System Requirements and Goals

To design a high-scale global application (such as a modern e-commerce platform or a real-time messaging engine), we must establish rigid functional boundaries and ambitious operational goals. Decoupling functional expectations from system reliability boundaries is the first step in successful High-Level Design.

1. Functional Requirements

  • Decoupled Service Mesh: Deconstruct monolithic codebases into independent, single-responsibility microservices that communicate via lightweight, contract-driven interfaces.
  • State Management: Isolate transactional processing (such as payment checkouts) from read-heavy catalog search operations.
  • Real-time Event Ingestion: Ingest millions of incoming user interaction events per second from clients distributed globally.
  • Omnichannel Notification Deliveries: Route transaction updates and status changes to mobile push gateways and email servers asynchronously.

2. Non-Functional Constraints

  • High Availability ("Five Nines"): Target a $99.999%$ availability SLA, bounding total annual unplanned downtime to less than $5.26\text{ minutes}$. This requires active-active multi-region deployment, automatic DNS failover routing, and zero-downtime database replication strategies.
  • Horizontal Scalability: Ensure the system can scale out horizontally by adding stateless computation nodes to handle $10\times$ traffic surges without manual architectural rewrites.
  • Low Latency Boundaries: Enforce strict P99 latency bounds: less than $100\text{ms}$ for read requests and less than $200\text{ms}$ for transactional writes.
  • Strong Durability: Protect transactional data against physical server failures through multi-region synchronous replication.

3. Sizing and Capacity Math

Let's conduct a back-of-the-envelope capacity estimation for a global system design interview target: a social media catalog service handling $100\text{ Million}$ Daily Active Users (DAU).

  • Read/Write Ratio: $100:1$ (extremely read-heavy, typical of social catalog apps).
  • Write Throughput (TPS): If each user writes an average of $2$ items per day: $$\text{Daily Writes} = 100,000,000 \text{ users} \times 2 = 200,000,000 \text{ writes/day}$$ $$\text{Average Write TPS} = \frac{200,000,000 \text{ writes}}{86,400 \text{ seconds}} \approx 2,315 \text{ TPS}$$ $$\text{Peak Write TPS (3x surge multiplier)} = 2,315 \times 3 \approx 6,945 \text{ Peak TPS}$$
  • Read Throughput (TPS): Using our $100:1$ ratio: $$\text{Average Read TPS} = 2,315 \times 100 = 231,500 \text{ TPS}$$ $$\text{Peak Read TPS} = 231,500 \times 3 \approx 694,500 \text{ Peak TPS}$$
  • Network Egress Bandwidth: If the average read payload (including metadata, user info, and asset URLs) size is $50\text{ KB}$: $$\text{Peak Egress Bandwidth} = 694,500 \text{ TPS} \times 50 \text{ KB} = 34,725,000 \text{ KB/s} \approx 34.72 \text{ Gigabytes/second}$$
  • Long-Term Storage Volumes: If each write payload consumes $1\text{ KB}$ of metadata database space, then daily metadata generation is: $$\text{Daily Storage} = 200,000,000 \text{ writes} \times 1 \text{ KB} \approx 200 \text{ GB/day}$$ Over a standard 5-year data retention compliance lifecycle, this scales to: $$\text{5-Year Storage} = 200 \text{ GB/day} \times 365 \text{ days/year} \times 5 \text{ years} \approx 365 \text{ Terabytes}$$ Adding indexes, replication factors (3x for high durability), and transaction logs, the system will actually require over $1.5\text{ Petabytes}$ of enterprise SSD storage.

This capacity math demonstrates that a single server or database instance will immediately collapse under the peak bandwidth of $34.72\text{ GB/s}$ and the petabyte-scale storage footprint.

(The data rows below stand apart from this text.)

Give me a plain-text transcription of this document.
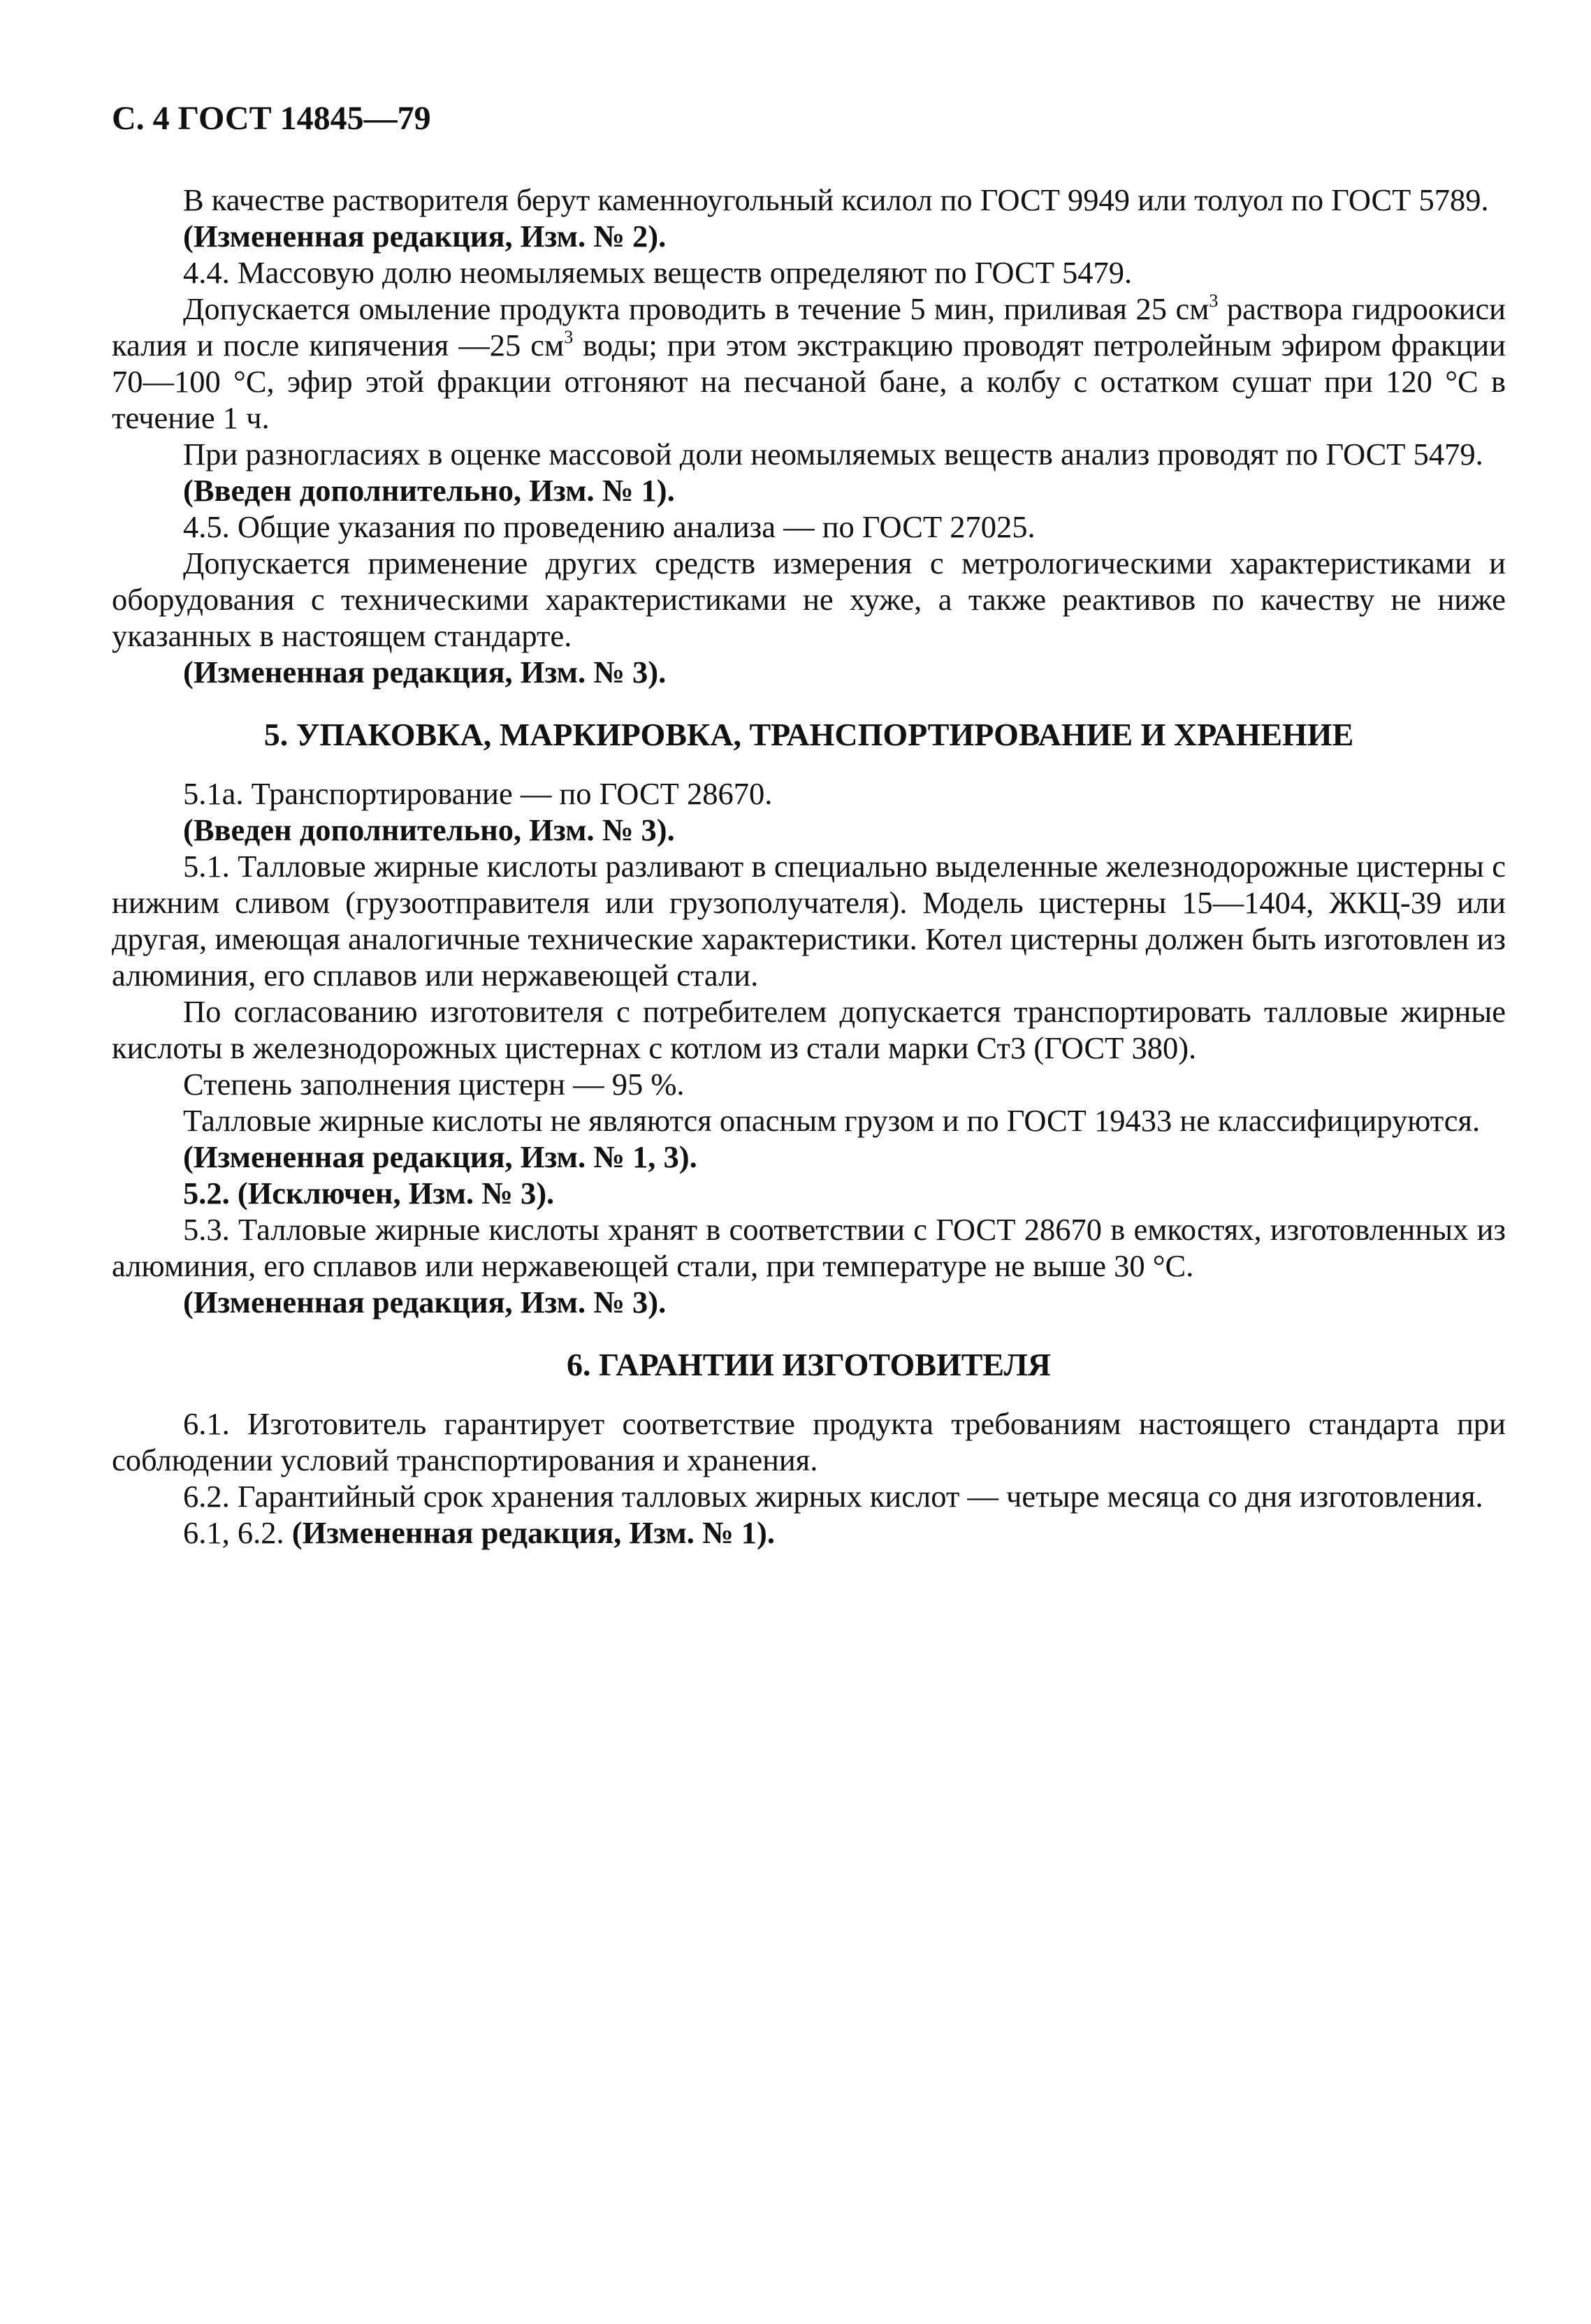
С. 4 ГОСТ 14845—79

В качестве растворителя берут каменноугольный ксилол по ГОСТ 9949 или толуол по ГОСТ 5789.

(Измененная редакция, Изм. № 2).

4.4. Массовую долю неомыляемых веществ определяют по ГОСТ 5479.

Допускается омыление продукта проводить в течение 5 мин, приливая 25 $см^3$ раствора гидроокиси калия и после кипячения —25 $см^3$ воды; при этом экстракцию проводят петролейным эфиром фракции 70—100 °С, эфир этой фракции отгоняют на песчаной бане, а колбу с остатком сушат при 120 °С в течение 1 ч.

При разногласиях в оценке массовой доли неомыляемых веществ анализ проводят по ГОСТ 5479.

(Введен дополнительно, Изм. № 1).

4.5. Общие указания по проведению анализа — по ГОСТ 27025.

Допускается применение других средств измерения с метрологическими характеристиками и оборудования с техническими характеристиками не хуже, а также реактивов по качеству не ниже указанных в настоящем стандарте.

(Измененная редакция, Изм. № 3).

5. УПАКОВКА, МАРКИРОВКА, ТРАНСПОРТИРОВАНИЕ И ХРАНЕНИЕ

5.1а. Транспортирование — по ГОСТ 28670.

(Введен дополнительно, Изм. № 3).

5.1. Талловые жирные кислоты разливают в специально выделенные железнодорожные цистерны с нижним сливом (грузоотправителя или грузополучателя). Модель цистерны 15—1404, ЖКЦ-39 или другая, имеющая аналогичные технические характеристики. Котел цистерны должен быть изготовлен из алюминия, его сплавов или нержавеющей стали.

По согласованию изготовителя с потребителем допускается транспортировать талловые жирные кислоты в железнодорожных цистернах с котлом из стали марки Ст3 (ГОСТ 380).

Степень заполнения цистерн — 95 %.

Талловые жирные кислоты не являются опасным грузом и по ГОСТ 19433 не классифицируются.

(Измененная редакция, Изм. № 1, 3).

5.2. (Исключен, Изм. № 3).

5.3. Талловые жирные кислоты хранят в соответствии с ГОСТ 28670 в емкостях, изготовленных из алюминия, его сплавов или нержавеющей стали, при температуре не выше 30 °С.

(Измененная редакция, Изм. № 3).

6. ГАРАНТИИ ИЗГОТОВИТЕЛЯ

6.1. Изготовитель гарантирует соответствие продукта требованиям настоящего стандарта при соблюдении условий транспортирования и хранения.

6.2. Гарантийный срок хранения талловых жирных кислот — четыре месяца со дня изготовления.

6.1, 6.2. (Измененная редакция, Изм. № 1).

To survive, the High-Level Design must incorporate a multi-tier Content Delivery Network (CDN) cache layer, read replicas, horizontal load balancing, and database sharding partitions.

4. Regulatory and Compliance Sizing

At a global scale, physical HLD must also account for regulatory data residency boundaries. Laws like the European Union's General Data Protection Regulation (GDPR) and California's Consumer Privacy Act (CCPA) prohibit moving personal identifiable information (PII) across specific physical borders.

Consequently, we must size our multi-region databases not just for sheer throughput, but also for geographical partitioning. We implement localized database shards hosted exclusively within regional boundaries (e.g. EU West region for European users). The Geo-DNS router utilizes IP-based routing metrics to ensure a user's write request is physically processed and persisted only within their domestic cloud jurisdiction, maintaining absolute compliance at the network edge.


API Design and Interface Contracts

High-Level Design specifies the protocols and payload structures that allow services to interact securely and efficiently. Decoupling communication paths is critical for distributed system performance.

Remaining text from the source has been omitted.